The Patient and Physician Safety and Protection Act (PPSPA) was introduced to Congress by John Conyers (D-MI) in November 2001 and to the Senate by Jon Corzine (D-NJ) in June 2002. The political pressure created by the PPSPA may have helped encourage ACGME to create its own guidelines. If passed into federal law, the PPSPA would remove four-week averaging so that no resident would work more than 80 hours per week or 24 hours at a time. In addition, the PPSPA would create a national anonymous-reporting mechanism for house officers to report excess work hours. Hospitals violating the rule would face civil penalties as well as reductions in Medicare funding. The bill also would provide national funding to assist hospitals with hiring additional staff needed to relieve residents of the burden of noneducational activities.
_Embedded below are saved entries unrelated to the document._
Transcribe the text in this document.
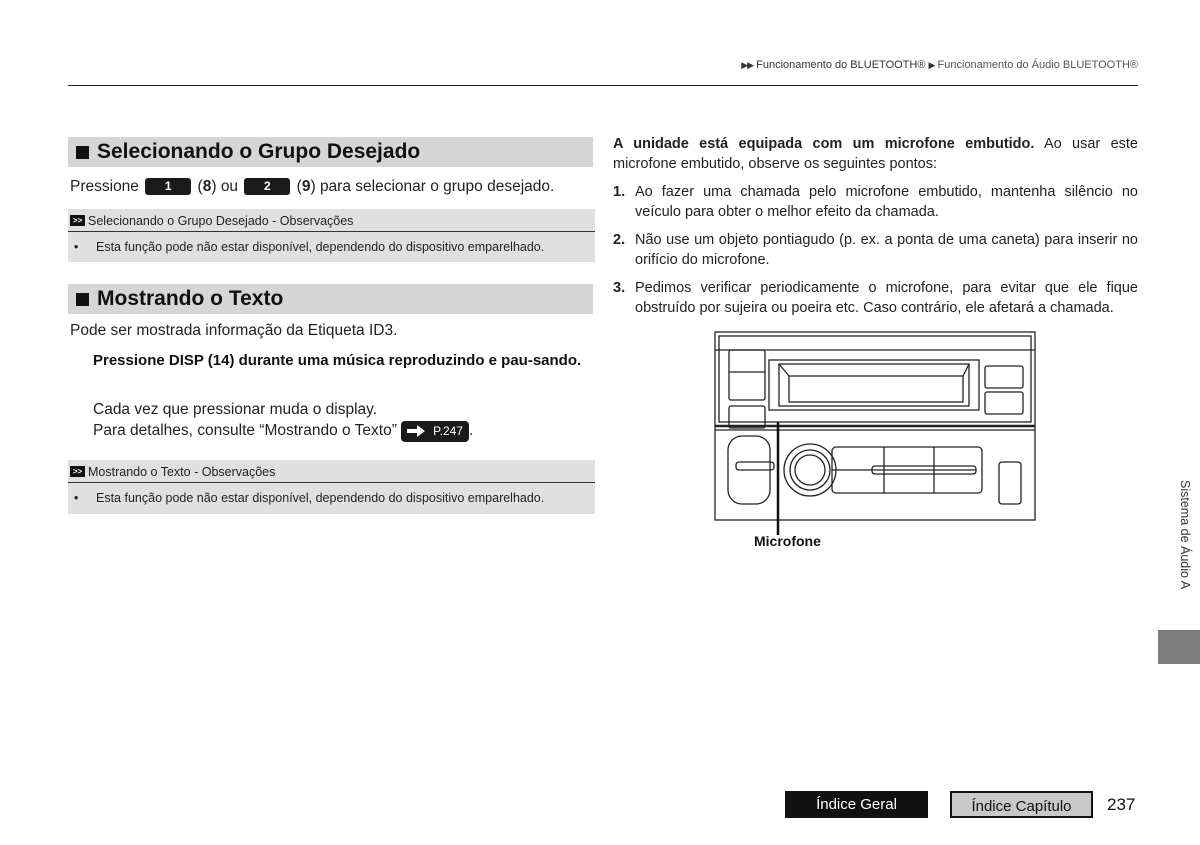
▶▶ Funcionamento do BLUETOOTH® ▶ Funcionamento do Áudio BLUETOOTH®
Selecionando o Grupo Desejado
Pressione 1 (8) ou 2 (9) para selecionar o grupo desejado.
>> Selecionando o Grupo Desejado - Observações
•	Esta função pode não estar disponível, dependendo do dispositivo emparelhado.
Mostrando o Texto
Pode ser mostrada informação da Etiqueta ID3.
Pressione DISP (14) durante uma música reproduzindo e pau-sando.
Cada vez que pressionar muda o display.
Para detalhes, consulte “Mostrando o Texto”	P.247 .
>> Mostrando o Texto - Observações
•	Esta função pode não estar disponível, dependendo do dispositivo emparelhado.

A unidade está equipada com um microfone embutido. Ao usar este microfone embutido, observe os seguintes pontos:

1. Ao fazer uma chamada pelo microfone embutido, mantenha silêncio no veículo para obter o melhor efeito da chamada.
2. Não use um objeto pontiagudo (p. ex. a ponta de uma caneta) para inserir no orifício do microfone.
3. Pedimos verificar periodicamente o microfone, para evitar que ele fique obstruído por sujeira ou poeira etc. Caso contrário, ele afetará a chamada.
Microfone	Sistema de Áudio A
Índice Geral	Índice Capítulo	237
Joel Segal from Representative Conyers Washington office said: "The ACGME and the [American Medical Association] should be commended for taking responsibility and moving in the right direction with resident physician work hours. Congressman John Conyers will continue to pursue this legislation while watching to see if the ACGME guidelines alone can create an environment that better balances resident education with patient safety."6

Several unanswered questions remain. While the new ACGME guidelines should impact most anesthesiology programs less than training programs in other disciplines, their implementation will likely require small scheduling changes. The impact on other residents could, however, be greater and impact us indirectly. For example, more surgeries may be performed by attending surgeons and physician assistants without surgical resident involvement, and the current system, which relies heavily on residents in both anesthesiology and surgery to "grease the wheels," would be outdated. Another uncertainty is whether the PPSPA will pass in Congress, and if so, what impact this will have on anesthesiology training.


References:

1. < www.house.gov/conyers/news_patientsafetyprtectionact .htm >.
2. < www.acgme.org/new/dutyhrscompare.pdf >.
3. American Medical Association Graduate Medical Education Directory 2001-2002: 48.
4. < www.acgme.org/new/residentHours602.asp >.
5. < www.acgme.org/ > .
6. In a conversation with Joel Segal in September 2002.



    Jill M. Mhyre, M.D., is a CA-2 anesthesiology resident at the University of Michigan, Ann Arbor, Michigan.